TL-003 · Vendor decision aid

AI Leverage vs. AI Theater

Twelve weighted questions that separate AI testing tools that actually compound from ones that look modern but add to your babysitting load. Use it before your next vendor meeting.

Tool you're evaluating (optional)

01
Does the tool see your application source code, not just your tests?
Weight: 3 / 3
02
Can it execute shell commands, run tests, and read the output directly?
Weight: 3 / 3
03
Does it support a pipeline you control.
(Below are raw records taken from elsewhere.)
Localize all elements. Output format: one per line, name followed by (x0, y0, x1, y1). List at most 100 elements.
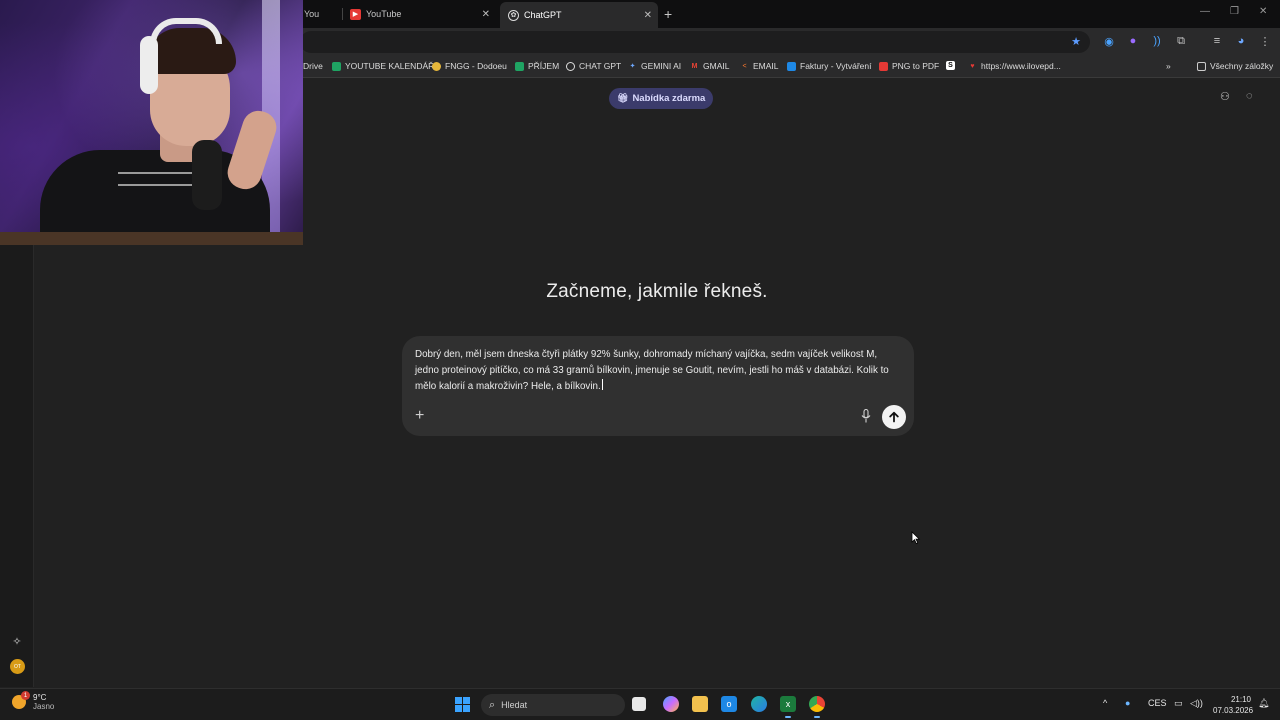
page-title: Začneme, jakmile řekneš. (546, 281, 768, 302)
bookmark-drive[interactable]: Drive (303, 61, 323, 71)
mouse-cursor-icon (911, 531, 921, 545)
bookmark-label: https://www.ilovepd... (981, 61, 1061, 71)
s-site-icon: S (946, 61, 955, 70)
close-window-icon[interactable]: ✕ (1259, 6, 1267, 17)
restore-icon[interactable]: ❐ (1230, 6, 1239, 17)
bookmark-label: CHAT GPT (579, 61, 622, 71)
input-language[interactable]: CES (1148, 698, 1167, 708)
clock[interactable]: 21:10 07.03.2026 (1213, 694, 1254, 716)
task-view-icon[interactable] (632, 697, 646, 711)
tab-label: ChatGPT (524, 10, 562, 20)
bookmark-star-icon[interactable]: ★ (1069, 34, 1083, 48)
chatgpt-icon: ✿ (508, 9, 519, 21)
taskbar-search[interactable]: ⌕ Hledat (481, 694, 625, 716)
network-icon[interactable]: ▭ (1174, 698, 1183, 709)
bookmark-label: YOUTUBE KALENDÁŘ (345, 61, 435, 71)
tab-youtube[interactable]: ▶ YouTube ✕ (344, 4, 496, 24)
clock-time: 21:10 (1230, 695, 1251, 704)
bookmark-ilovepdf[interactable]: ♥ https://www.ilovepd... (968, 61, 1061, 71)
edge-icon[interactable] (751, 696, 767, 712)
weather-sun-icon: 1 (12, 691, 30, 709)
send-button[interactable] (882, 405, 906, 429)
all-bookmarks[interactable]: Všechny záložky (1197, 61, 1273, 71)
bookmark-png-to-pdf[interactable]: PNG to PDF (879, 61, 939, 71)
bookmark-label: Drive (303, 61, 323, 71)
sparkle-icon[interactable]: ✧ (10, 634, 24, 648)
bookmark-youtube-kalendar[interactable]: YOUTUBE KALENDÁŘ (332, 61, 434, 71)
start-button[interactable] (455, 697, 470, 712)
tab-youtube-partial[interactable]: You (300, 4, 342, 24)
windows-logo-tile (463, 697, 470, 704)
webcam-microphone (192, 140, 222, 210)
microphone-tray-icon[interactable]: ● (1125, 698, 1130, 708)
address-bar[interactable] (300, 31, 1090, 53)
file-explorer-icon[interactable] (692, 696, 708, 712)
webcam-desk (0, 232, 303, 245)
windows-logo-tile (455, 697, 462, 704)
gemini-icon: ✦ (629, 63, 636, 70)
text-caret (601, 379, 603, 390)
add-person-icon[interactable]: ⚇ (1220, 90, 1230, 103)
excel-icon[interactable]: x (780, 696, 796, 718)
gmail-icon: M (691, 62, 698, 70)
message-input[interactable]: Dobrý den, měl jsem dneska čtyři plátky … (415, 347, 903, 395)
clock-date: 07.03.2026 (1213, 706, 1254, 715)
bookmark-label: GEMINI AI (641, 61, 682, 71)
notification-badge: 1 (21, 691, 30, 700)
chatgpt-icon (566, 61, 575, 71)
volume-icon[interactable]: ◁)) (1190, 698, 1203, 709)
tab-divider (342, 8, 343, 20)
folder-icon (1197, 61, 1206, 71)
windows-logo-tile (463, 705, 470, 712)
bookmark-chat-gpt[interactable]: CHAT GPT (566, 61, 621, 71)
pdf-icon (879, 61, 888, 71)
invoice-icon (787, 61, 796, 71)
bookmark-label: PŘÍJEM (528, 61, 560, 71)
webcam-shirt-logo (118, 172, 198, 186)
tab-chatgpt[interactable]: ✿ ChatGPT ✕ (500, 2, 658, 28)
tab-label: You (304, 9, 320, 19)
chat-composer[interactable]: Dobrý den, měl jsem dneska čtyři plátky … (402, 336, 914, 436)
chrome-icon[interactable] (809, 696, 825, 718)
sheets-icon (332, 61, 341, 71)
copilot-icon[interactable] (663, 696, 679, 712)
media-control-icon[interactable]: ≡ (1210, 34, 1224, 48)
youtube-icon: ▶ (350, 8, 361, 20)
close-tab-icon[interactable]: ✕ (482, 9, 490, 20)
puzzle-icon[interactable]: ⧉ (1174, 34, 1188, 48)
free-offer-button[interactable]: 🎁︎ Nabídka zdarma (609, 88, 714, 109)
microphone-icon[interactable] (861, 409, 871, 423)
bookmark-gmail[interactable]: M GMAIL (690, 61, 730, 71)
bookmark-label: Všechny záložky (1210, 61, 1274, 71)
email-icon: < (742, 62, 747, 70)
weather-widget[interactable]: 1 9°C Jasno (12, 691, 55, 711)
outlook-icon[interactable]: o (721, 696, 737, 712)
minimize-icon[interactable]: — (1200, 6, 1210, 17)
extension-icon[interactable]: ● (1126, 34, 1140, 48)
notifications-icon[interactable]: 🔔︎ (1258, 698, 1269, 709)
avatar[interactable]: OT (10, 659, 25, 674)
bookmark-label: Faktury - Vytváření (800, 61, 872, 71)
bookmark-email[interactable]: < EMAIL (740, 61, 778, 71)
bookmark-s[interactable]: S (946, 61, 959, 70)
bookmark-faktury[interactable]: Faktury - Vytváření (787, 61, 871, 71)
bookmark-fngg[interactable]: FNGG - Dodoeu (432, 61, 507, 71)
more-bookmarks-icon[interactable]: » (1166, 61, 1171, 71)
profile-icon[interactable]: ◕ (1234, 34, 1248, 48)
new-tab-button[interactable]: + (664, 6, 672, 22)
heart-icon: ♥ (970, 62, 975, 70)
search-placeholder: Hledat (501, 700, 528, 710)
fngg-icon (432, 61, 441, 71)
bookmark-label: PNG to PDF (892, 61, 940, 71)
menu-icon[interactable]: ⋮ (1258, 34, 1272, 48)
temporary-chat-icon[interactable]: ◌ (1246, 90, 1253, 102)
bookmark-prijem[interactable]: PŘÍJEM (515, 61, 559, 71)
attach-button[interactable]: + (415, 407, 424, 425)
extension-icon[interactable]: ◉ (1102, 34, 1116, 48)
bookmark-gemini[interactable]: ✦ GEMINI AI (628, 61, 682, 71)
weather-description: Jasno (33, 702, 55, 711)
read-aloud-icon[interactable]: )) (1150, 34, 1164, 48)
chevron-up-icon[interactable]: ^ (1103, 698, 1107, 708)
tab-label: YouTube (366, 9, 402, 19)
close-tab-icon[interactable]: ✕ (644, 10, 652, 21)
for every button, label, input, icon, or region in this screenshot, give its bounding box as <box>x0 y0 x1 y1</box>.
Or is it a single closed agent?
Weight: 3 / 3
04
Can it run multiple sessions in parallel for batch generation?
Weight: 2 / 3
05
Does each run produce auditable artifacts (manifests, traces, decisions)?
Weight: 2 / 3
06
Can it work across multiple repos in one session?
Weight: 2 / 3
07
Does it integrate with your existing CI. Not require a separate dashboard?
Weight: 2 / 3
08
Can it modify application code (add test IDs, fix testability) when needed?
Weight: 2 / 3
09
Does it run on real environments, not just demo apps?
Weight: 2 / 3
10
Can it read full app + test + network logs, not just stdout?
Weight: 2 / 3
11
Does it run without a human approval click on every routine operation?
Weight: 1 / 3
12
Can it learn your codebase's conventions, not just generic patterns?
Weight: 1 / 3

Why these 12 questions

The pattern is access + auditability + control.

AI testing tools fail to compound for three reasons: they can't see your code, they can't run inside your pipeline, and they produce no auditable trail. The questions weight access, execution, and integration heavily. Because that's what determines whether the tool's output is durable or disposable.